A resistance of another kind to established views was forming at Purdue. Two members of the faculty—Hal Gerber and Maurice Beebe—were questioning conventional judgments about literary history. They were displeased with the historical divisions of literary study devised by the Modern Language Association. Their late-night discussions encouraged them to try and influence matters by editing new literary magazines. Beebe founded Modern Fiction Studies in 1955.

Gerber had an unusual idea for a journal. It was linked to his teaching of Victorian and modern British literature. He asked himself why were Thomas Hardy's novels taught in a nineteenth-century novel course, Hardy's poetry in a twentieth-century literature course? Don't the works of Conrad, Yeats, and Shaw, to mention a few, present similar dualities? "Apparently," Gerber said, "some writers have dared to bridge the centuries and defy the neat calendar division of literary periods in the MLA bibliography." What of those other writers: Walter Pater, Oscar Wilde, Sarah Grand, Arthur Symons, Olive Schreiner, George Moore? They were well known in their day. Little attention was given to them in the 1940s and 50s, even though the letters, notebooks, and autobiographies of figures such as Yeats were filled with conversation about them. The conventional wisdom ignored their influence on modern literature. Said Gerber:

    Indifference to a considerable quantity of what seemed to me important, if not always great, literature was rather superficially justified. Pater was a writer of purple prose who encouraged indiscriminate subjectivity. Wilde was a plagiarist, at best a dandy about literature, and saved from obscurity only by the sensationalism of his life. Moore was Zola's ricochet and at best wrote one commendable realistic novel and an amusing, gossipy but dated autobiography—and so on. 
British literature at the turn of the century was not just Yeats, Woolf, and Joyce. To separate these writers from their now lesser-known colleagues was to engineer literary studies in the name of what Gerber wryly called "modern critical practices." Literary historians should argue for a more encompassing context of study. From Gerber's viewpoint, the so-called "minor" writers at the turn of the century provided innovations in aesthetic theory and in the short story, poetry, and the novel. He also questioned the customary terms used to describe the period: late-Victorian, fin de siècle, and Edwardian. They didn't accurately characterize the literature from the end of the Victorian era to the end of World War I.

Gerber selected twenty-five people who had written dissertations on some aspect of the literature published between 1880 and 1920. He asked if they would be interested in petitioning MLA for a session on writers of this time. To his surprise the response was unanimous. The session that ensued in the fall of 1957 was attended by a small but enthusiastic group of scholars.
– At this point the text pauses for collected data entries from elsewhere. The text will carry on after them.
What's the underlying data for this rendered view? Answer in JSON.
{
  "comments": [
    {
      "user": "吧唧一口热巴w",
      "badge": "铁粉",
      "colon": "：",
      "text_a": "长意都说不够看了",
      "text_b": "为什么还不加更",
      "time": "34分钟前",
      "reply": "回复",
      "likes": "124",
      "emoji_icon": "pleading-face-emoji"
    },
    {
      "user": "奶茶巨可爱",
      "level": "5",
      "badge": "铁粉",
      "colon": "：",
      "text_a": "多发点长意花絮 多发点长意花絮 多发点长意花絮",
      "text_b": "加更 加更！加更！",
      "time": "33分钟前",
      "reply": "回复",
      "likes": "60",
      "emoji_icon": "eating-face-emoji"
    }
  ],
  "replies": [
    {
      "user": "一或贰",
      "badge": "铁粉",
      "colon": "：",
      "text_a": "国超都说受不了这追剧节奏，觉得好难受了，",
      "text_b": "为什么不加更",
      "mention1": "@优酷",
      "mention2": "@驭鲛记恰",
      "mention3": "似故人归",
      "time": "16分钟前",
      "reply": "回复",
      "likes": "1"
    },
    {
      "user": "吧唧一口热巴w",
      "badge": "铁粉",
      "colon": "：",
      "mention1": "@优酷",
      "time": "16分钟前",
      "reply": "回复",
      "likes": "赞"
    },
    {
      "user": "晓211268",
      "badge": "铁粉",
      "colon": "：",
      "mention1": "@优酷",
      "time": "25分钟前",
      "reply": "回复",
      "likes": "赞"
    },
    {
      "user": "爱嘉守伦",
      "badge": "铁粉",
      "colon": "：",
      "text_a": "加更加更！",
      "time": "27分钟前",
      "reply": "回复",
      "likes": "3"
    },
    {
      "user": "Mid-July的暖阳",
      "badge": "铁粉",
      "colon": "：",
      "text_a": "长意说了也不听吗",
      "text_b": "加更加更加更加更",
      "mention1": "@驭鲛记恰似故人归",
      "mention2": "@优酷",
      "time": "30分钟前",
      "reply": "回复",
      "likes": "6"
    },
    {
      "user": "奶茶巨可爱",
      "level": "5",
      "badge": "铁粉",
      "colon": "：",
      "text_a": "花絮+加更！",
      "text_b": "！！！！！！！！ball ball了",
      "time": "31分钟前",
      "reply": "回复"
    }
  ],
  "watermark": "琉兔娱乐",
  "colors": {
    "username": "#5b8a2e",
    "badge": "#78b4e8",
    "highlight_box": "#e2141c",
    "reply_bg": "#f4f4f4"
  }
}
He wrote an article that reviewed the MLA discussion and solicited responses from those who had attended. He, his wife Helga, and several Purdue colleagues typed the text onto stencils, mimeographed, hand-collated, and then side-stapled a forty-three-page issue of what was called English Fiction in Transition.

The first issue went to about forty scholars. Word got around. The next issue was mailed to about 175 people. Interest continued to grow. Gerber had to charge $1 for volume 2, subscribed to by 400 individuals and institutions, some from overseas. By 1969 the journal was more accurately titled English Literature in Transition, 1880–1920. Gerber considered "British Fiction in Transition" but deferred when someone quipped that a wag at the ready would call it BLT. It was printed in a new format, photo-offset, stitch bound, and distributed to 600 subscribers.

Gerber assembled an Advisory Board of scholars to peer review articles. He also nurtured a different kind of editorial philosophy. ELT declined university, government, and private foundation funding to ensure its independence. The editor's name was clearly printed beneath the masthead. He was responsible for the final decisions and the tenor of the journal. Scholars and their essays were given close attention; their submissions were not numbered and filed by some anonymous person. Gerber managed all the correspondence and day-to-day duties. Personal letters with evaluative comments by readers from the Advisory Board and the editor were included with rejected essays. Whenever possible, Gerber would try to guide an author through revisions if he thought that might produce a publishable article. I have continued all of these editorial practices.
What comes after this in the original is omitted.